Prove that every $$(n+1)$$-element subset of $$\{1,2,3,\dots,2n\}$$ contains $$2$$ distinct integers $$p$$ and $$q$$, such that gcd$$(p,q)=1$$.

Here's my attempt:

Let $$X \subseteq \{1,2,3,...,2n\}$$ be the set of choices for $$p$$.

Let $$Y = \{p+1 \ | \ p \in X\} \subseteq \{2,3,4,...,2n+1\}$$ be the set of choices for $$q$$.

We will take $$p$$ and $$q$$ to be consecutive since that's one way to ensure their greatest common divisor is $$1$$.

Then $$X \cup Y \subseteq \{1,2,3,4,...,2n,2n+1\}$$

Now I know I'm supposed to infer something from the sizes of these sets, but I can't put it all together.

Any help is appreciated, thanks!

You have actually proved it already.
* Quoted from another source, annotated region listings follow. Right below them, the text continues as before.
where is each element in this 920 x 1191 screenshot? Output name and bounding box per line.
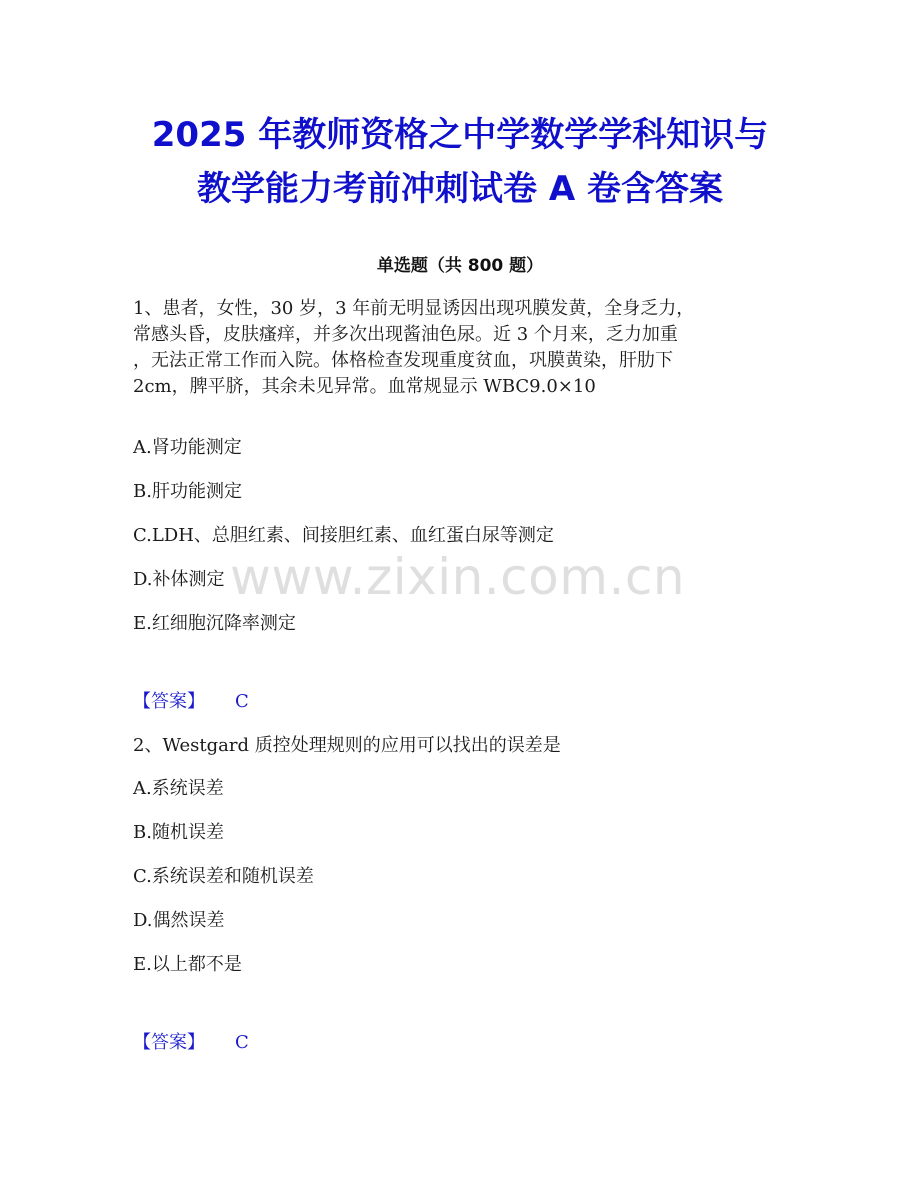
question-stem-line: 2、Westgard 质控处理规则的应用可以找出的误差是 [133, 735, 561, 756]
answer-value: C [235, 1032, 249, 1053]
title-line-1: 2025 年教师资格之中学数学学科知识与 [151, 115, 769, 155]
section-heading: 单选题（共 800 题） [376, 256, 544, 276]
question-2-option-b: B.随机误差 [133, 822, 224, 843]
question-2-option-c: C.系统误差和随机误差 [133, 866, 314, 887]
question-2-option-a: A.系统误差 [133, 778, 224, 799]
question-1-option-c: C.LDH、总胆红素、间接胆红素、血红蛋白尿等测定 [133, 525, 554, 546]
question-stem-line: 2cm，脾平脐，其余未见异常。血常规显示 WBC9.0×10 [133, 376, 596, 397]
question-1-option-a: A.肾功能测定 [133, 437, 242, 458]
question-1-option-d: D.补体测定 [133, 569, 225, 590]
question-2-option-e: E.以上都不是 [133, 954, 242, 975]
question-2-stem [133, 733, 793, 759]
question-2-option-d: D.偶然误差 [133, 910, 225, 931]
answer-tag: 【答案】 [133, 1032, 205, 1053]
title-line-2: 教学能力考前冲刺试卷 A 卷含答案 [197, 169, 723, 209]
question-stem-line: 常感头昏，皮肤瘙痒，并多次出现酱油色尿。近 3 个月来，乏力加重 [133, 324, 678, 345]
question-2-answer [133, 1030, 249, 1056]
answer-tag: 【答案】 [133, 691, 205, 712]
watermark: www.zixin.com.cn [230, 548, 686, 606]
question-stem-line: 1、患者，女性，30 岁，3 年前无明显诱因出现巩膜发黄，全身乏力， [133, 298, 695, 319]
answer-value: C [235, 691, 249, 712]
question-stem-line: ，无法正常工作而入院。体格检查发现重度贫血，巩膜黄染，肝肋下 [133, 350, 673, 371]
question-1-option-b: B.肝功能测定 [133, 481, 242, 502]
question-1-option-e: E.红细胞沉降率测定 [133, 613, 296, 634]
page-title [60, 108, 860, 216]
question-1-stem [133, 296, 793, 400]
question-1-answer [133, 689, 249, 715]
Since you are taking more than half from $$\{1,2,\cdots,n\}$$, by Pigeonhole Principle, there must be neighboring numbers $$p$$, and $$p+1$$ present in the subset you take. And $$GCD(p,p+1)=1$$
Add: Suppose not, i.e., you can take $$n+1$$ distinct numbers from the set $$\{1,2,\cdots,2n\}$$ and each number is 2 (or more) bigger than the number precedes it, the biggest number will be (at least) $$(n+1-1)*2=2n$$ bigger than the smallest one. While in our set, the biggest, which is $$2n$$ is only $$2n-1$$ bigger than the smallest, which is $$1$$. This is a contradiction.